Eine wundersam kalte Brise zieht hinter ihr vorbei, streift ihren mit den offenen Haaren bedeckten Rücken und hinterlässt eine Gänsehaut, die aber erst erfolgt, als sie ein sehr bekannter und betörender Geruch in die Nase steigt, nur für ein paar Sekunden und trotzdem ihr Herz lähmt und ihren Atem kurz aussetzt, damit er den Duft nicht wieder durch Nase oder Mund freigibt.

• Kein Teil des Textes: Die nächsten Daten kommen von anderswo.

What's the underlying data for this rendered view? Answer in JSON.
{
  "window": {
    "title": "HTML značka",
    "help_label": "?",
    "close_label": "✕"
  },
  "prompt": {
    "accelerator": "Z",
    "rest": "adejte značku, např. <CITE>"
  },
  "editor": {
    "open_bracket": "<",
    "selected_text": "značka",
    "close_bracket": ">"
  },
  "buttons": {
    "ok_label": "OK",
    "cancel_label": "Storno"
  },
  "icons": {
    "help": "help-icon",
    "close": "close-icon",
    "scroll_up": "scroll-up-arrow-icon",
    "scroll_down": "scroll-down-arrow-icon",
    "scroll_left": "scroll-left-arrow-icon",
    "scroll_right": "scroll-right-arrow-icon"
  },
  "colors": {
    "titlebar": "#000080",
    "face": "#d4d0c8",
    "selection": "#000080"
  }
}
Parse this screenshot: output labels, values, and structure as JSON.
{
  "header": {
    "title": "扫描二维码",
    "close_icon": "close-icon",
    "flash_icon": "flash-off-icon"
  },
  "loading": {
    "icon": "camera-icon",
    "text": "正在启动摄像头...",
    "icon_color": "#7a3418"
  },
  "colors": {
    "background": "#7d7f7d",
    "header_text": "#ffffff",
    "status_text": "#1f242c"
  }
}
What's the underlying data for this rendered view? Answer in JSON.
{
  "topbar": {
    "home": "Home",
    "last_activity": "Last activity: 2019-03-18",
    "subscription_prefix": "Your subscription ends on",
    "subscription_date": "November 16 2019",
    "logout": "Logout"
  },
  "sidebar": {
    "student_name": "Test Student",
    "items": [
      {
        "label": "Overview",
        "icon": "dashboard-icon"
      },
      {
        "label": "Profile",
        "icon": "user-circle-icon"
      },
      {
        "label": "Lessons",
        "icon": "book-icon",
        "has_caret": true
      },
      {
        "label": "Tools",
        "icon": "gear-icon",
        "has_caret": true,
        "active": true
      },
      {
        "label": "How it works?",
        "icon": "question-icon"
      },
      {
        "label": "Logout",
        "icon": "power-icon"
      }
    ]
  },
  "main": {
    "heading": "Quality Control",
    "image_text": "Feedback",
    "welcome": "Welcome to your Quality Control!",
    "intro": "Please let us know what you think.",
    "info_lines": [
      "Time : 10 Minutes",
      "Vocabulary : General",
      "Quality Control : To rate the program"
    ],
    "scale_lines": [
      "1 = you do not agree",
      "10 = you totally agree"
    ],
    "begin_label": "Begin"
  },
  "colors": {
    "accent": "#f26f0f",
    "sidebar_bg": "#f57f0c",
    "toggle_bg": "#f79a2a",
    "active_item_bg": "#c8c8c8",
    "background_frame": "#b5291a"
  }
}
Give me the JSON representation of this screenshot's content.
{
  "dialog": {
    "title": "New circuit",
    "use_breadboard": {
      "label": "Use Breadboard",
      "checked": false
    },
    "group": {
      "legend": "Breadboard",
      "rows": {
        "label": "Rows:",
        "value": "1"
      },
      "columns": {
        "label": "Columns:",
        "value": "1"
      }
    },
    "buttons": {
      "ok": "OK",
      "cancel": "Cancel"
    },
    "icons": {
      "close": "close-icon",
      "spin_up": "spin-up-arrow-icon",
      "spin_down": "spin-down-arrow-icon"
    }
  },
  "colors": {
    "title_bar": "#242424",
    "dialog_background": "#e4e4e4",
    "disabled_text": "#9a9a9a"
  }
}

Ihr Blick weicht sachte nach links und nimmt in Augenschein, wen der Geruch schon angekündigt hat. Er ist da. Er ist also wirklich da.
Alice sieht an sich hinab, um zu kontrollieren, ob ihr umwerfendes Kleid auch noch so an ihrem Körper saß, wie es sollte. Dann tritt ihr der Duft ihr wieder in die Nase, intensiv und betäubend.
Eine kühle Hand legt sich auf ihre nackte Schulter und sie dreht sich reflexartig nach links, um sich zu überzeugen, dass es wahr ist.
„Hey, du bist ja auch hier!“, raunt er ihr entgegen und als ihr Blick seinen trifft, setzt ihr Herz für einen Moment aus. Er nimmt seine Hand wieder von ihrer Schulter und setzt sich zu ihr.
„Ja...!“, sagt sie schüchtern, aber deutlich und lächelt ihn an, obwohl sie das eigentlich nicht will.
Er bestellt sich etwas zu Trinken, das sie nicht versteht und sie nutzt den Augenblick, um seine kurzen, dunklen Haare, die er sich früher immer gegelt hatte, und sein Profil an sich, genauer zu betrachten. Dann wendet er sich ihr wieder zu und nippt an seinem Glas.
„Was machst du denn hier?“, fragt Alice und schiebt ihre Augenbrauen etwas zusammen und grinst beinahe. Sie kann sich nicht erklären, warum er wirklich hier ist.
„Ein Freund von mir feiert hier heute und ich sollte mit, nichts weiter... Und du?“, er wirkt lässig und gar nicht scheu, mit ihr zu reden. Sie ist sich sicher, er würde noch immer davon ausgehen, sie sei in ihn verliebt und würde sich, wie damals darüber lustig machen. Aber das tut er nicht.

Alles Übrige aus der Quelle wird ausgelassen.